Awards presented March 24, 1949

And the nominees were ... 
... when they should have been ... 

Olivier became the first person to direct himself to a competitive acting award. (He had previously directed himself in a role, Henry V, that earned him an honorary Oscar, as Charles Chaplin had also done in The Circus.) To date, the only other person with that distinction is Roberto Begnini. (No kidding.) It is a film, and a performance, that has not worn well. As Peter Ustinov observed about Olivier's Hamlet: "Of all actors, he is the most difficult to imagine as one who has not made up his mind." But perhaps we should be grateful to have some filmed record of a role that established Olivier as one of the great Shakespearean actors of the twentieth century. Although John Gielgud was said to have been better in the part, he never put it on film. This was Olivier's only competitive Oscar for acting, though for a long time his ten acting nominations was a record, tied only by Bette Davis and surpassed only by Katharine Hepburn's twelve. Lately, however, Jack Nicholson has racked up twelve nominations, too, and Meryl Streep's seventeen has become the mark to beat. 

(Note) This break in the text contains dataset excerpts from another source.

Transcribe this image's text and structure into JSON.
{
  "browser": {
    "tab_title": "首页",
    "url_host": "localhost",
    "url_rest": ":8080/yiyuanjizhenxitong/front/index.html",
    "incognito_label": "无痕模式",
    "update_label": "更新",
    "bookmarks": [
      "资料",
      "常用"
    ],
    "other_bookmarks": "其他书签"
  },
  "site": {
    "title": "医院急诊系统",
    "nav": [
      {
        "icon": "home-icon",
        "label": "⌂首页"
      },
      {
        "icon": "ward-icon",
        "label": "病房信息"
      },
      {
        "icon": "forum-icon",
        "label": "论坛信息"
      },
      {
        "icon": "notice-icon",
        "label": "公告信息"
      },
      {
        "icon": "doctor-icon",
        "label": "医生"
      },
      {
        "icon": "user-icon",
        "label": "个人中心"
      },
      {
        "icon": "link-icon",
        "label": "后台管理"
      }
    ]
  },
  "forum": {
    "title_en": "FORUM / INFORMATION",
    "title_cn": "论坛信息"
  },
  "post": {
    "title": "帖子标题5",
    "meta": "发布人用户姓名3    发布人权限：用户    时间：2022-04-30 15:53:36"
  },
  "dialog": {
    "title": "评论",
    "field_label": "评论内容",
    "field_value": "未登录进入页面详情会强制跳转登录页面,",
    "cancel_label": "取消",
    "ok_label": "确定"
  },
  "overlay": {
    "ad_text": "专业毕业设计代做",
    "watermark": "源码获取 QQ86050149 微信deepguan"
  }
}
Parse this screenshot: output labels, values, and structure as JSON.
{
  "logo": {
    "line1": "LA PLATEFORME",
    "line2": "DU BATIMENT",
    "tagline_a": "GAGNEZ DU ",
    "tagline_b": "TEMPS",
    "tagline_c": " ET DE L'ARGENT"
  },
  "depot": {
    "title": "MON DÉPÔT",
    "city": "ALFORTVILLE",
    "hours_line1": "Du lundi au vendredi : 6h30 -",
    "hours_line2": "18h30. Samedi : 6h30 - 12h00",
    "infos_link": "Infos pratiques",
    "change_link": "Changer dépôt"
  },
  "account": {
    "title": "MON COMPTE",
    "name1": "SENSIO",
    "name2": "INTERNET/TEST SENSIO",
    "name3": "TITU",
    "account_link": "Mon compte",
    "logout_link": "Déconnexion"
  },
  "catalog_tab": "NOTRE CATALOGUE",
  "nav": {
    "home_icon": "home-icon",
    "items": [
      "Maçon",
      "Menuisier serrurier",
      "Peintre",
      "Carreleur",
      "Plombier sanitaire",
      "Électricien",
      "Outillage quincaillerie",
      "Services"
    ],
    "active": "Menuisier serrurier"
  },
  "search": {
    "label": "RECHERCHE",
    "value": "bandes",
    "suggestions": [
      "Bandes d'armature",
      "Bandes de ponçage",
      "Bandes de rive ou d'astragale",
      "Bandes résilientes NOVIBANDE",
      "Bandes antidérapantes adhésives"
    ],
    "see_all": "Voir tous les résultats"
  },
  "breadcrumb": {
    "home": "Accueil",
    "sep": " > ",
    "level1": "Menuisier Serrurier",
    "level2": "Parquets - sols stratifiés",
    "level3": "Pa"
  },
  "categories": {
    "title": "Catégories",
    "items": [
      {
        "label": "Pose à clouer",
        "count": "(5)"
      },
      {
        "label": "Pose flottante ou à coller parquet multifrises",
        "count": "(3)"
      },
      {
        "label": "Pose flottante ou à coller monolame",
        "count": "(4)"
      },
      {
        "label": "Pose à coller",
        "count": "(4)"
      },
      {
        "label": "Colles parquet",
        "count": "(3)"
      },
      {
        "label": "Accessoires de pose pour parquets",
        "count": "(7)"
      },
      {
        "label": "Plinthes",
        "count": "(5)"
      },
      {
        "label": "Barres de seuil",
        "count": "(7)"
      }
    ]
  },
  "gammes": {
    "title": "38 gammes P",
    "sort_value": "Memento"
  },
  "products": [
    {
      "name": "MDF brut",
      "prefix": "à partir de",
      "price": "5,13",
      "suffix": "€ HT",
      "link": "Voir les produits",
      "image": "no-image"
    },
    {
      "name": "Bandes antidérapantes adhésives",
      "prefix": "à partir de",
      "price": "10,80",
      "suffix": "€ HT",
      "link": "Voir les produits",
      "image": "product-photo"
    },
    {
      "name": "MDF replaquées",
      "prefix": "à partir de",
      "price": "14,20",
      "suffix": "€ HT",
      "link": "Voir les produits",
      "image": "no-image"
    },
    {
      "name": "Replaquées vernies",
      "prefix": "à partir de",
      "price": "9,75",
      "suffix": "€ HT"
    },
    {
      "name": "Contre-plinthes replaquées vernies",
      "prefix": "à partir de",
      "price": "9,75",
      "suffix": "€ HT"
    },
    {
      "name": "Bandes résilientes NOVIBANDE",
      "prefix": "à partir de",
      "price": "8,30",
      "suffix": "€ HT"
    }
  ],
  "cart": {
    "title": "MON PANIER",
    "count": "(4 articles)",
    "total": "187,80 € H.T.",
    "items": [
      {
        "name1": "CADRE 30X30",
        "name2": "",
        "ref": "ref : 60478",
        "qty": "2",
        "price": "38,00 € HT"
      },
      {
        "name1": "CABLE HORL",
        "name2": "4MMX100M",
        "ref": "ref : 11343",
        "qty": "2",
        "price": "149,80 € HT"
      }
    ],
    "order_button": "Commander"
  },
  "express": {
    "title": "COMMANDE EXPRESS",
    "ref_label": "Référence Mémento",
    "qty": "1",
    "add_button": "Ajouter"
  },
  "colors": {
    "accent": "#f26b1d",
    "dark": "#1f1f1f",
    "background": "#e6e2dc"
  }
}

... when it should have gone to ... 


John Huston brought out something in Bogart that no other director, with the possible exception of Howard Hawks, did: a potential for meanness. In The Treasure of the Sierra Madre, Bogart is Fred C. Dobbs, an American on the make in Mexico, who teams up with a kid (Tim Holt) and an old-timer (Walter Huston) to hunt for gold. The result is a genuine classic, one of those movies in which script, direction, and cast are perfectly in sync. So how the hell did the Academy fail to nominated Bogart, who gives one of his finest performances in the movie? The only answer is that his Fred C. Dobbs, itchy, paranoid, and unlikable, was so shocking a departure from Bogart's established image as a toughie who's really good at heart (Fred C. Dobbs isn't good anywhere) that it turned off audiences who expected a last-reel redemption. Or that Warner Bros., disappointed by the film's lackluster box office, failed to promote Bogart for the Oscar. Even so, there's no excuse for nominating the performances by Lew Ayres, Dan Dailey, or Clifton Webb instead, likable and skilled as those actors are.